How do hurricanes form?

Hurricanes only form over warm ocean waters of about 80°F. It explains why it is common in the tropics, where temperatures are high all year round. Hurricanes also need wind action to form. Now here is the fun part:

(use this illustration as a guide)

How do hurricanes form?
How do hurricanes form?

Warm air, together with moisture from evaporation from the ocean surface rises, creating low pressure on the water surface, which is immediately replaced by cooler air. This process continues, and the resulting moisture-laden clouds begin to expand. Thunderstorms with rains form.

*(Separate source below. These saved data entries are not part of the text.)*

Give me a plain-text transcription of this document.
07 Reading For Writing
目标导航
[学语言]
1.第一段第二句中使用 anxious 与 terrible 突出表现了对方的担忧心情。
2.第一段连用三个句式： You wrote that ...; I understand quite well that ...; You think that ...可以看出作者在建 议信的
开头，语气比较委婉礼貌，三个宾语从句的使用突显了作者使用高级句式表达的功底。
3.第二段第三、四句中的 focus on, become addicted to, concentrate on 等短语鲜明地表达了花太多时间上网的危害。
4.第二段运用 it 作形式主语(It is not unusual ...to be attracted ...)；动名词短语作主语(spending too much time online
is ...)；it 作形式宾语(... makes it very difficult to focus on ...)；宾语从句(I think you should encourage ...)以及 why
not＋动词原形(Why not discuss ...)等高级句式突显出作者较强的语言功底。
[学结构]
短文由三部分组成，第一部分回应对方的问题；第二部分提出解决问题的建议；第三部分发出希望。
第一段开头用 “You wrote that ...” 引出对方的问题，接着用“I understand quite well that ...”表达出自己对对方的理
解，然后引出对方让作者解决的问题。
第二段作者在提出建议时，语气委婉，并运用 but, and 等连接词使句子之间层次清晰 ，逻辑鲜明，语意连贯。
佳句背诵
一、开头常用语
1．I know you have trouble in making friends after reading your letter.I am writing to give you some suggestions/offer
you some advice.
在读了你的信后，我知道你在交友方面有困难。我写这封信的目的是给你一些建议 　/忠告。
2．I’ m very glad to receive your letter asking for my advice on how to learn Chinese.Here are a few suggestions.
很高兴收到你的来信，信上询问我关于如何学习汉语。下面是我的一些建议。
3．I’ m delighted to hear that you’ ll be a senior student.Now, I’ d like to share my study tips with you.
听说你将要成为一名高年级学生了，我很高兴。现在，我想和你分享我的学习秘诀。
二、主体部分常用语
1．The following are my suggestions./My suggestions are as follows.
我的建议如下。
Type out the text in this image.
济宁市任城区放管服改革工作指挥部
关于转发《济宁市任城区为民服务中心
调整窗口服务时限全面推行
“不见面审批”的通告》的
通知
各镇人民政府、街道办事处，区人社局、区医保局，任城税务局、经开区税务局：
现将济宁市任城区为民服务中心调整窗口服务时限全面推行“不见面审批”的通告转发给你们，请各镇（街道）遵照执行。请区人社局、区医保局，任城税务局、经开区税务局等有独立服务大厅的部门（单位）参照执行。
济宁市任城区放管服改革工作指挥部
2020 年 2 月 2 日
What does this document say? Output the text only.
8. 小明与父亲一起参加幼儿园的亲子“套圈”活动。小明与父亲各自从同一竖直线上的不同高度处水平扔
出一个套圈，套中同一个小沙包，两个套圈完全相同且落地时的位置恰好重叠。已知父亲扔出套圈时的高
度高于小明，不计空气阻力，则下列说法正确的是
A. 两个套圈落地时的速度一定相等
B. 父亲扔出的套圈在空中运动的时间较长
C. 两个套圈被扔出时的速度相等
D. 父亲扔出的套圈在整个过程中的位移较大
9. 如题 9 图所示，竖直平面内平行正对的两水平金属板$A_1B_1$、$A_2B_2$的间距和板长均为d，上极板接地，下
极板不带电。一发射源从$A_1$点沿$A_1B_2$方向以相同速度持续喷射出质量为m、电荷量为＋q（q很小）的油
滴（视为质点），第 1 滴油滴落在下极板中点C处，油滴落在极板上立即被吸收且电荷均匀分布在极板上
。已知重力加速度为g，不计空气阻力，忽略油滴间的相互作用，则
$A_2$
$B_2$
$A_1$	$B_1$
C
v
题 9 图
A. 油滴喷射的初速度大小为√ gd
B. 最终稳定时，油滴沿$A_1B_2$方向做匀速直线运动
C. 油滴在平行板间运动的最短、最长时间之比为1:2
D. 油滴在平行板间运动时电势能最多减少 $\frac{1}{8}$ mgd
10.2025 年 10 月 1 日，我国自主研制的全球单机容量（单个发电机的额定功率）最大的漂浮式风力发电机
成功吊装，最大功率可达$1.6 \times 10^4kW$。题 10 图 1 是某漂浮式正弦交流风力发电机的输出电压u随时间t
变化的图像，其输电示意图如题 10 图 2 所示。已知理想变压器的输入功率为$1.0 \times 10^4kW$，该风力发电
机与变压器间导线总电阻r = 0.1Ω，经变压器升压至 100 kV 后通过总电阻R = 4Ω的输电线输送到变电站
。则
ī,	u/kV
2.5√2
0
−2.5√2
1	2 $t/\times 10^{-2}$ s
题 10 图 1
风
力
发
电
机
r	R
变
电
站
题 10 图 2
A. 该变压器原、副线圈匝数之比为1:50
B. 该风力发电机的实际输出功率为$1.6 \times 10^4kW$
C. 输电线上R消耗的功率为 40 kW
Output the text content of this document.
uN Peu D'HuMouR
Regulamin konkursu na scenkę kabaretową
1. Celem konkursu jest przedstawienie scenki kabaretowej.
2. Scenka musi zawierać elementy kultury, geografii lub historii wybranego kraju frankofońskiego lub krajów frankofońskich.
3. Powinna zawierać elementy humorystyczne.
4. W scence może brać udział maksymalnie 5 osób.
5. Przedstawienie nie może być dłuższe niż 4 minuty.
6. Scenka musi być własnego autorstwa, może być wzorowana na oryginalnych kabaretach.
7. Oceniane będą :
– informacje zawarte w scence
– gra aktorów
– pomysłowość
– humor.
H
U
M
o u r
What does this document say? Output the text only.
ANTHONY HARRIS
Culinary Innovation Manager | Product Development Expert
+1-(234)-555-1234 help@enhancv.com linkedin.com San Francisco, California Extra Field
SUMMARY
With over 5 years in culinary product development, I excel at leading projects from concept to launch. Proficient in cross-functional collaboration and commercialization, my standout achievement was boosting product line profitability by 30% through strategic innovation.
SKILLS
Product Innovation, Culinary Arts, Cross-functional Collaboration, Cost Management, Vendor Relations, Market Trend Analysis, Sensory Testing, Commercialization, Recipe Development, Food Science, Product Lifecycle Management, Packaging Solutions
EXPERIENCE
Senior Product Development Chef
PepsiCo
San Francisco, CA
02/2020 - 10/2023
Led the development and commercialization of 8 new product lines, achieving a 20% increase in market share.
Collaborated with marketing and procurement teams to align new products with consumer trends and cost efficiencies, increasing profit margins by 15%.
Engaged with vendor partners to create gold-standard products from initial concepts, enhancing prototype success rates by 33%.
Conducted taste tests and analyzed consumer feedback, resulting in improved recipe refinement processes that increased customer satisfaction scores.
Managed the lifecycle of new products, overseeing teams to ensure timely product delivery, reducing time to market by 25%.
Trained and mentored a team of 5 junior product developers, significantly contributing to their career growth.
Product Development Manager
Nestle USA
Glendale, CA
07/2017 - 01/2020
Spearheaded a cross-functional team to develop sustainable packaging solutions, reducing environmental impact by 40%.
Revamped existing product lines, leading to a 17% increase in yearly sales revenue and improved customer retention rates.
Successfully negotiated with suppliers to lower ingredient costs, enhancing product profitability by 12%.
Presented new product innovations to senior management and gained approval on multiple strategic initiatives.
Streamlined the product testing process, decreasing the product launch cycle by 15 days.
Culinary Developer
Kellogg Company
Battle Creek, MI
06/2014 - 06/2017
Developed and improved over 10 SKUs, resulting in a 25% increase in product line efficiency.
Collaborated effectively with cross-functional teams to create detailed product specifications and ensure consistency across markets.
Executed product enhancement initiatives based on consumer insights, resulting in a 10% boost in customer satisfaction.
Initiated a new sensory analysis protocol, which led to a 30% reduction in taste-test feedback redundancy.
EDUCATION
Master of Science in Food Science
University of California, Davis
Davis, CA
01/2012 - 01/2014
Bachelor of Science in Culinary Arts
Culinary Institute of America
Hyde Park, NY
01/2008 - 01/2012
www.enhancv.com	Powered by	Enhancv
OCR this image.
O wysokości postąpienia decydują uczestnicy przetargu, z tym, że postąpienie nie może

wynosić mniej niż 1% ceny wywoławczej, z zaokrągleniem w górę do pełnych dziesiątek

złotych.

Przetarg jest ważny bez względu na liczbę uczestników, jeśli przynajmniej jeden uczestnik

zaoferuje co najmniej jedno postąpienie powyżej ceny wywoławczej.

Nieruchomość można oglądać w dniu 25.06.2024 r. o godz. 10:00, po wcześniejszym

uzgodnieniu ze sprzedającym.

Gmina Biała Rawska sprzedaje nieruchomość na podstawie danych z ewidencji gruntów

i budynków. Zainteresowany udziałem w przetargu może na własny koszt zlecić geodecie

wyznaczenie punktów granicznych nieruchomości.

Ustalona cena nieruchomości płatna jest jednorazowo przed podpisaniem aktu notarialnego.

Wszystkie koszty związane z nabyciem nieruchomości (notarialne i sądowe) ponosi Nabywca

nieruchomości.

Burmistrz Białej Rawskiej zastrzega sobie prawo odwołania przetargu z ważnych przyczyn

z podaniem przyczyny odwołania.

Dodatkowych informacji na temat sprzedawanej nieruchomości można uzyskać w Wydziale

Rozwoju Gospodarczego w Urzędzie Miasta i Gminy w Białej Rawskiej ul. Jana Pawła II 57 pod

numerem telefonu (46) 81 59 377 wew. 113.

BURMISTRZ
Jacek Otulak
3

The thunderstorms with rains begin to move slowly with mild western winds (a lot of wind action will disperse the buildup). In a day or two, stronger vertical currents build up over the ocean surface upward. More warm air rises, and the winds begin to move in a circular manner, caused by the earth’s rotation. The rising warm air causes pressure to decrease at higher altitudes. The entire system is now in a circular motion around a central point. This is called a tropical depression, and they have wind speeds going up to about 38 miles per hour.

In a couple of days, as the system moves over warmer waters, the clouds expand even more, and the winds begin to speed up. Gale force winds, thunderstorms, and heavy rains are in full force at this point. This may be called a tropical storm, and they have wind speeds up to 74miles per hour.

Continuing its movement westward, the tropical storm may be moving over even warmer waters. The energy from the warm ocean, in the form of very warm air rising and the gushing of cooler air replacing it throws the entire storm into a fury of a powerful, huge and monstrous spiral storm that can be seen from space. The spiral has a calm center called the eye.

The eye is surrounded by a towering and extremely dangerous vertical movement of thunderstorms. This is called the eyewall. The winds of the eyewall are so powerful that it spins and carries huge amounts of ocean water as it moves ashore.

The hurricane has now made a landfall (has reached land). With winds over 74mph to about 160mph, massive destruction is usually inevitable. As the system is no more over water, its fuel has run out and begins to ease out. The winds will subside and eventually end, but the rains may continue.


This is when a hurricane reaches the coast and begins to travel over the land. It usually does not last for long as its fuel (warm ocean) is cut off, even though the thunderstorms and rains may continue for a while.